Weekly Dynamic: Unit Allocations in Project Accounting

Feature Pack 1 for Microsoft Dynamics GP 10 added Cost Allocations to the Project Accounting module. I covered the basics in Part 1 so go there for the overview. I was a little stumped by the way unit based allocations worked so this post should provide at least the basics to get started with allocating project costs based on units.

For starters, when you setup a unit based allocation, you don't set an amount. You can only base it off of the units on another cost category. This means that it works like a variable allocation account in that the WHOLE amount will be moved off the base project and on to the allocated projects. If you are using % or Amounts to allocate, you could leave some amount on the base project by moving say 50% to another project.

With Unit based allocations, you set a cost category on the allocate "TO" side to base the allocations off of. If you allocating to other cost categories within the project, unit allocations will move the whole thing since there is only one instance of a cost category per project. But when allocating across projects, the system looks at each projects % of the units charged and allocates accordingly.

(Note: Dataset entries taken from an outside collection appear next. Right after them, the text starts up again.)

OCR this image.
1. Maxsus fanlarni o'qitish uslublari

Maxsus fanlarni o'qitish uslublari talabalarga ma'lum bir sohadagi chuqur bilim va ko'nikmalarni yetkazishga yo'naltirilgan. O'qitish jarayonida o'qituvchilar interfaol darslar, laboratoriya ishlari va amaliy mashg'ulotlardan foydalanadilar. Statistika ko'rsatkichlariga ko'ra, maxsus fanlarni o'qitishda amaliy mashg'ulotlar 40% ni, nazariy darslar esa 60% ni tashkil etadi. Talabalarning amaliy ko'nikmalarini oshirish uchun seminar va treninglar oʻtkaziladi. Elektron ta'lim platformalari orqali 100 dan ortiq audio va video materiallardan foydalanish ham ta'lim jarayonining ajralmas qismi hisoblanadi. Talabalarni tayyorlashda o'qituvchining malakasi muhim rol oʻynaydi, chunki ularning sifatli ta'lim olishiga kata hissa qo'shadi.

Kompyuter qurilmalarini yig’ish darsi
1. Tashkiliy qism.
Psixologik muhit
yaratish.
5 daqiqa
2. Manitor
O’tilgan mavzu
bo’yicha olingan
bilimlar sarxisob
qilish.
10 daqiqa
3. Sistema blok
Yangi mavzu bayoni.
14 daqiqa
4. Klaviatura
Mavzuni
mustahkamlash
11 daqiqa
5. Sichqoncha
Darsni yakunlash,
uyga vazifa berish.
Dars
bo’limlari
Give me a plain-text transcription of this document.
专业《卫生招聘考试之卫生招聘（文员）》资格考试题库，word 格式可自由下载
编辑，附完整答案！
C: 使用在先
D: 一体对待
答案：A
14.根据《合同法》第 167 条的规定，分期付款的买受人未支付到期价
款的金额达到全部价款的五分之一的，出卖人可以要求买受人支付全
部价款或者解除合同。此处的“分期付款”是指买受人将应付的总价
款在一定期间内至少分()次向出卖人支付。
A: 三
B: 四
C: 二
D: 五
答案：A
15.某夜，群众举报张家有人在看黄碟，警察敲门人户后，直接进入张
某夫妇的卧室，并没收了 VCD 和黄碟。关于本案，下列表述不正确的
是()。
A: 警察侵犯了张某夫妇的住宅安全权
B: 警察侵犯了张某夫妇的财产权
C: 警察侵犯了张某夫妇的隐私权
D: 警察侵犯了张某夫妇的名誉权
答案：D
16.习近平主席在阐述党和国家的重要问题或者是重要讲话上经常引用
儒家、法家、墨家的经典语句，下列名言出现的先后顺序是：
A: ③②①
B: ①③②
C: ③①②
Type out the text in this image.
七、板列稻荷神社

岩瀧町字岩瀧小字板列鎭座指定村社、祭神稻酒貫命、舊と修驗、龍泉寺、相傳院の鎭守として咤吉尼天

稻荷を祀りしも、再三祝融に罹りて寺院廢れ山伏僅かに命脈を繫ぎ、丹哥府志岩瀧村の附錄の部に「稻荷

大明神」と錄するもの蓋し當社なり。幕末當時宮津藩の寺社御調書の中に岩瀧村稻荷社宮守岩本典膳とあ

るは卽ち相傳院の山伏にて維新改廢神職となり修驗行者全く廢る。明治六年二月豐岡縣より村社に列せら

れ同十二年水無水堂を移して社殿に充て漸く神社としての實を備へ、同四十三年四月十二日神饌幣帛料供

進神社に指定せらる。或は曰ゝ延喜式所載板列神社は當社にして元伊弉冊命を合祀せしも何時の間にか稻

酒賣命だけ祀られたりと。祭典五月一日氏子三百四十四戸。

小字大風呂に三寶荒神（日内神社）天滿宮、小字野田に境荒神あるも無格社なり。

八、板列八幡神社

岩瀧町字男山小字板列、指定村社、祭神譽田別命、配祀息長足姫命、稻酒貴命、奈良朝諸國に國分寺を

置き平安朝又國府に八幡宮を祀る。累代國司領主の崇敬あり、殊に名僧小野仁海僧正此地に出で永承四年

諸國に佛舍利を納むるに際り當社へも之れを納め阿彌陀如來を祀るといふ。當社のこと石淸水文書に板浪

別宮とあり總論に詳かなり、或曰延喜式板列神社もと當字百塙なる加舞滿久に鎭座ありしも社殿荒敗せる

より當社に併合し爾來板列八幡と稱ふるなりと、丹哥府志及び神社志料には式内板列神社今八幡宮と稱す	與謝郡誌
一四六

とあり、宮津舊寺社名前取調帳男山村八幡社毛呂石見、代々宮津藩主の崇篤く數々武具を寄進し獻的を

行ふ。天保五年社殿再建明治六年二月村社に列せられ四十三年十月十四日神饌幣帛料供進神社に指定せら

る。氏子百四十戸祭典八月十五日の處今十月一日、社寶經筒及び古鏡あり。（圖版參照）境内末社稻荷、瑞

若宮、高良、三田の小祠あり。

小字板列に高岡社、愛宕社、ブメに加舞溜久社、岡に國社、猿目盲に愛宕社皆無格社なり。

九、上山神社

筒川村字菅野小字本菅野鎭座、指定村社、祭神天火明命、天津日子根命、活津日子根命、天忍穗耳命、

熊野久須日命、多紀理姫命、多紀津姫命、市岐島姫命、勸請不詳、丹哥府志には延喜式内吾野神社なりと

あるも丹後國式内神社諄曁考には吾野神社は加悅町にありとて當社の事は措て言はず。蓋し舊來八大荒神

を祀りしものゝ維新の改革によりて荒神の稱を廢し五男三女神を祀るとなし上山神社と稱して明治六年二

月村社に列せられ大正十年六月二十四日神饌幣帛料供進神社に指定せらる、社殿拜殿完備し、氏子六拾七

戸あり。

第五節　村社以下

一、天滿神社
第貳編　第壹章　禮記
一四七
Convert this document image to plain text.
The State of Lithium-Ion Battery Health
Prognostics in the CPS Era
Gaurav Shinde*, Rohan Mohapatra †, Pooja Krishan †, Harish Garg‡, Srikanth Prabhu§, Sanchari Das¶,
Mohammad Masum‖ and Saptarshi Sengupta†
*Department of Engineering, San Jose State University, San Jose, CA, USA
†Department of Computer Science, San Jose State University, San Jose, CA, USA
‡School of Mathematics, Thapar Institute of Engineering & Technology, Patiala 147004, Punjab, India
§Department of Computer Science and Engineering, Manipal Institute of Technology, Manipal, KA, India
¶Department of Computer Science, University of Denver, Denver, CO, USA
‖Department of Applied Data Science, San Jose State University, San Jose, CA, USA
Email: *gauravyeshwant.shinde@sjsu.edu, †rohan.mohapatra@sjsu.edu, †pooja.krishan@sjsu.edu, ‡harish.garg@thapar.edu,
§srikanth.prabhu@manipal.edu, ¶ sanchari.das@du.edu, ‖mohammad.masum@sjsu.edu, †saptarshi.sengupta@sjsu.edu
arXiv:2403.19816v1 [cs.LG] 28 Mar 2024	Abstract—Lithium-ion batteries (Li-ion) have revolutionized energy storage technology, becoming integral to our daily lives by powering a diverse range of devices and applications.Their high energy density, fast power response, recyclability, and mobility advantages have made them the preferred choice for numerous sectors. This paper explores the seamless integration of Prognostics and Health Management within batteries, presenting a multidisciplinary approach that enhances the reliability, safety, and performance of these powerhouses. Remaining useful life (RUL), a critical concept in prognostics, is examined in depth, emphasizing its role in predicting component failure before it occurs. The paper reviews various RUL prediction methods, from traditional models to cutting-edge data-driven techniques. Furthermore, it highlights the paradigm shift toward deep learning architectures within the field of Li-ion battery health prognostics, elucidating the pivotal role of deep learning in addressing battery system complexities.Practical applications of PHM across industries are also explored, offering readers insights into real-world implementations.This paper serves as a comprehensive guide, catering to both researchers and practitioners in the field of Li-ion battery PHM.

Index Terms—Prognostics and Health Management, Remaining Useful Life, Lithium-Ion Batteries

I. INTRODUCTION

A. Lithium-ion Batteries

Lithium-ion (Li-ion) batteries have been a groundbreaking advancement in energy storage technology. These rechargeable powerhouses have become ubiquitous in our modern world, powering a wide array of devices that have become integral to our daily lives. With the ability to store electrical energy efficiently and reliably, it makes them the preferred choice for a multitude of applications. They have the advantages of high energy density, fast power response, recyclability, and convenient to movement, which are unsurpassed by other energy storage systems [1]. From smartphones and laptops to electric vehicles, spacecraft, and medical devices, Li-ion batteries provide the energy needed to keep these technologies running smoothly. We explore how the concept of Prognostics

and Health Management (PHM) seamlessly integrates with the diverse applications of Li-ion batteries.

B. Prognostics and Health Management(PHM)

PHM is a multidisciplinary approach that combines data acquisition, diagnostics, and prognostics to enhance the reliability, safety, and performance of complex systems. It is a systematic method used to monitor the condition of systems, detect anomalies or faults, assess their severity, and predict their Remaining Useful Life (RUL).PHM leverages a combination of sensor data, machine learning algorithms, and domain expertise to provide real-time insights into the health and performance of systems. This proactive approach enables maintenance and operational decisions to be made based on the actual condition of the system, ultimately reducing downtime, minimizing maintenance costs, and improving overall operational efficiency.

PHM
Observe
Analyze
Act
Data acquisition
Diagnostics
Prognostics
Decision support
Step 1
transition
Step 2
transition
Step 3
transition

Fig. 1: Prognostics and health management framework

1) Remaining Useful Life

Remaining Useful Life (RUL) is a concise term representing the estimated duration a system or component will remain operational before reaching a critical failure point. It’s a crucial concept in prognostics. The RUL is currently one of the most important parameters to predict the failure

For example, you want to allocate travel costs based on time worked to two projects. The TO cost category for basing time would be a labor based cost category. If travel costs were $1,000, Labor for Project A had 20 hrs and Project B had 80 hrs, Project A would get 20 units and $200 in costs and Project B would get 80 units and $800 in costs. No costs would be left in the base project.

Contrast this with a % or $ based allocation where you could say that you want $200 on Project A and $700 on Project B leaving $100 sitting in the base project. This scenario isn't possible with Unit based allocations. But, with Unit based allocations you don't need to know the split, you can just let the system figure it out.

It's also pretty easy to setup a control project to hold depreciation or travel costs and use Unit based allocation to ensure that no costs stay in those projects.

Where it gets a little strange is that you can mix and match the cost categories that you want to use to allocate. So one line in an allocaton setup could allocate based on time and a second line based on copier usage, completely different things. Unit allocations treats a unit as a unit for the allocation calculation. It doesn't distinguish between types of units. Obviously something like "number of copies" could have significantly higher usage and lower cost than "brain surgery consulting hours". Consequently, you'll want to be careful when setting up your unit allocations or you could make a mess.